Overkill e transferência de culpa
Casos de feminicídio costumam estar associados ao overkill: quando o agressor mata muitas vezes simbolicamente a vítima, usando violência extrema para afirmar poder, controle e ódio. O conceito se manifesta em situações com múltiplos golpes, tiros repetidos, mutilações ou uso de diferentes meios de agressão.
Esse padrão aparece, por exemplo, no caso de Tainara Souza Santos, que teve as pernas amputadas após ser atropelada e arrastada por cerca de 1 km até a Marginal Tietê pelo ex-ficante. Ela chegou a ficar 25 dias internada no hospital, mas morreu na véspera do Natal.
“A honra dele vale mais do que qualquer coisa. A gente viu no caso do Doca Street [assassino de Ângela Diniz]. Ele alegava que a sua honra valia mais que a própria vida da vítima, e essa roupagem permanece no imaginário popular. Ele permaneceu até a morte dizendo que [a culpa] foi da Ângela, que era um amor louco”, diz a promotora.
Tainara Souza Santos foi atropelada e arrastada de carro pelo ex e teve as pernas amputadas.
Arquivo pessoal
Para a promotora, “os Doca Streets continuam vivos”, já que o comportamento dos agressores pouco mudou ao longo das décadas. Em geral, eles não assumem a responsabilidade pelos crimes e transferem a culpa para as vítimas.

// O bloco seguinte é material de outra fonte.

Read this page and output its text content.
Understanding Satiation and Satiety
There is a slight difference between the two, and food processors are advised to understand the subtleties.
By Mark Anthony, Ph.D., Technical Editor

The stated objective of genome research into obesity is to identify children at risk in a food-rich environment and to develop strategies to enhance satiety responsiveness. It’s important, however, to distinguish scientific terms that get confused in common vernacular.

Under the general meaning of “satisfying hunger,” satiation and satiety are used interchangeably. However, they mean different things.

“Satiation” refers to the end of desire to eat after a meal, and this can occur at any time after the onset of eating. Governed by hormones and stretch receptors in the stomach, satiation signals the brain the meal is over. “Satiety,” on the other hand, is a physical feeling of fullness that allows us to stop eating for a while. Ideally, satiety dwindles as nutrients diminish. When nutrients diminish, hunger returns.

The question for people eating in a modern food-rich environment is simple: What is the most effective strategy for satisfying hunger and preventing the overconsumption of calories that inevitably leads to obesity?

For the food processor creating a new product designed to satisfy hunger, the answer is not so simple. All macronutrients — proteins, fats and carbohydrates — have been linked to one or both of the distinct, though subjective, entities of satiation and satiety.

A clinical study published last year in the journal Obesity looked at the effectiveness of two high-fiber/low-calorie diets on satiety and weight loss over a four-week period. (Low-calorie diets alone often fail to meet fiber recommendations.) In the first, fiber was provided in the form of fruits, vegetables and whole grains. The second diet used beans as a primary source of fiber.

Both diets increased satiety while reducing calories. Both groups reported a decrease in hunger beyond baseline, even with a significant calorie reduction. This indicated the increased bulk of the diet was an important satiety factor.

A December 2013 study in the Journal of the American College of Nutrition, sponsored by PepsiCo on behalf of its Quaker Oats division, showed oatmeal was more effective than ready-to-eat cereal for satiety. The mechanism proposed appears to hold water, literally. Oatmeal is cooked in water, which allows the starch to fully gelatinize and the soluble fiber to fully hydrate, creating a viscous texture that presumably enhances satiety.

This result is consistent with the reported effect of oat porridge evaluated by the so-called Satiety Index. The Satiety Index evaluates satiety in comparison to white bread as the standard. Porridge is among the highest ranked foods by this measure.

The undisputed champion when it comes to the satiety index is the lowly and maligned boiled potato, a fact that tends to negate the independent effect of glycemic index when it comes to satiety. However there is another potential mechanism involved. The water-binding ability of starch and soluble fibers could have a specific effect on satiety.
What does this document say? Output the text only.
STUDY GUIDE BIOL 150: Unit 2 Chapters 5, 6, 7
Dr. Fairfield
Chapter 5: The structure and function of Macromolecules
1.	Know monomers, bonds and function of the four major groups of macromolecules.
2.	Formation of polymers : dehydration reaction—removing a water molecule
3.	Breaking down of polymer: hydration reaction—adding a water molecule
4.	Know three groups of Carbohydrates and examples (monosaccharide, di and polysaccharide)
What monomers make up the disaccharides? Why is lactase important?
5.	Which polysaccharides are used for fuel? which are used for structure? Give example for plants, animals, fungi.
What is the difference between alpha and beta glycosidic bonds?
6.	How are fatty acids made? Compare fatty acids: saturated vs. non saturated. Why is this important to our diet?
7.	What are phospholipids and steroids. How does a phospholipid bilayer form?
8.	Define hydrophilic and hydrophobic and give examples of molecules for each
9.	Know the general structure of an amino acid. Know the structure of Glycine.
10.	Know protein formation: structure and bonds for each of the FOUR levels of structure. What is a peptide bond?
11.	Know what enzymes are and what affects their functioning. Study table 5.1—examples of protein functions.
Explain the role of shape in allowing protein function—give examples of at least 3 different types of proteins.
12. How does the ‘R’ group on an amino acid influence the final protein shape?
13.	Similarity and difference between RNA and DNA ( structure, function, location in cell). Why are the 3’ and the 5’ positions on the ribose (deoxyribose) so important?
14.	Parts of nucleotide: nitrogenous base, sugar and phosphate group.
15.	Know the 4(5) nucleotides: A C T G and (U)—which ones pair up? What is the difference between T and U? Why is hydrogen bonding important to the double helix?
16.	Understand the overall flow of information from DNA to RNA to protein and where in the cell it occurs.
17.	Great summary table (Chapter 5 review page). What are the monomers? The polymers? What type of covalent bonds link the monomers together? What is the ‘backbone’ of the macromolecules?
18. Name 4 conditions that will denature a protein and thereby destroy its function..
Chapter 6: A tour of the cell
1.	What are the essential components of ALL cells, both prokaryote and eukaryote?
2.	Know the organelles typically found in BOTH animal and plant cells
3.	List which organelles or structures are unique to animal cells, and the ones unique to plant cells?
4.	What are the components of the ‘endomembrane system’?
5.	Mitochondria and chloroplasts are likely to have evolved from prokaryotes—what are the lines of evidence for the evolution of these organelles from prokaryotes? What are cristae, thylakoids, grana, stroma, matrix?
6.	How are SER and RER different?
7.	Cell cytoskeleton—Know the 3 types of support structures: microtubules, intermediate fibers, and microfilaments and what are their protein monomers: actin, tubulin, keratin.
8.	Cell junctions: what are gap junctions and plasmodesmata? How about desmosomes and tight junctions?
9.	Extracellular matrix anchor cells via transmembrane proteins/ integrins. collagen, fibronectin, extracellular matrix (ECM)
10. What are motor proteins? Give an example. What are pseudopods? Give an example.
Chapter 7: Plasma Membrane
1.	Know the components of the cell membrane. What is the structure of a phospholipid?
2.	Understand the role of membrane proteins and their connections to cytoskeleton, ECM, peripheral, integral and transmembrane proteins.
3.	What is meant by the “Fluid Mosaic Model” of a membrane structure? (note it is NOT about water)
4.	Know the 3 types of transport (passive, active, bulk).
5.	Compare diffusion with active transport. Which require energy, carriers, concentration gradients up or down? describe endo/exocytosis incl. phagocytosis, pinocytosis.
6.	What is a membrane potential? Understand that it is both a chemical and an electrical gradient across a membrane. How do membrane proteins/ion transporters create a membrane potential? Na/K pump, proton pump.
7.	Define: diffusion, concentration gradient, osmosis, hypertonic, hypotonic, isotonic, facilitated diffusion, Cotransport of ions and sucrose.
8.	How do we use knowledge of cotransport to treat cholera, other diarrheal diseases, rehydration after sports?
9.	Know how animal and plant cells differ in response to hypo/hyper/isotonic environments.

Desafios no combate à violência
O que é feminicídio?
A violência contra a mulher é uma questão complexa, estrutural e profundamente ligada a uma sociedade patriarcal e machista, que se manifesta tanto nas relações privadas quanto nas falhas do poder público.
Segundo a promotora, os pilares do combate à violência passam pelo foco no agressor, pela proteção efetiva às mulheres, pela educação de longo prazo e pelo orçamento público, sem os quais qualquer política tende a falhar.
"O freio inibidor para um potencial feminicida é a sua imediata prisão conjugada com a inserção em programas que o auxiliem a refletir sobre masculinidades e relações de poder para transformar a disputa em ética do cuidado e solidariedade", afirma Eugênia Villa.
Especialistas apontam que o papel do Estado é central nesse cenário, porém, vem mostrando muitas falhas, como a falta de políticas públicas, a ausência de delegacias de defesa da mulher em todos os territórios, falta de monitoramento das medidas protetivas e de implementação de grupos reflexivos para homens.
Pesquisadores alertam também para os limites do direito penal: a punição, sozinha, não é suficiente para mudar comportamentos nem impedir a reincidência. O enfrentamento exige educação e prevenção como eixos centrais, com a abordagem de gênero desde a escola.
Como pedir ajuda?
Violência contra mulher: como pedir ajuda
Se uma mulher for vítima de violência, é fundamental saber que ela não está sozinha e que existem canais oficiais e gratuitos para pedir ajuda, orientação e proteção. O atendimento pode ser feito de forma sigilosa e funciona mesmo que a vítima ainda não queira registrar boletim de ocorrência. Veja abaixo onde buscar apoio:
📞 Ligue 180 – Central de Atendimento à Mulher
Funciona 24 horas, todos os dias. Oferece orientação, acolhimento, registro de denúncias e encaminhamento para a rede de proteção mais próxima.
🚨 Ligue 190 – Polícia Militar
Deve ser acionado em situações de emergência ou quando a violência estiver acontecendo naquele momento.
🏛️ Delegacia da Mulher (DDM)
Atendimento especializado para registro de boletim de ocorrência e solicitação de medidas protetivas. Onde não houver DDM, qualquer delegacia é obrigada a atender denúncias de violência doméstica.
💻 Delegacia Eletrônica (SP e outros estados)
Permite registrar ocorrência online em casos de ameaça, lesão corporal e descumprimento de medida protetiva.
⚖️ Defensoria Pública
Oferece assistência jurídica gratuita, inclusive para ações de divórcio, guarda de filhos e pedidos de proteção.
🤝 Centros de Referência da Mulher (CRAM)
Oferecem acolhimento psicológico, social e orientação jurídica, com acompanhamento contínuo.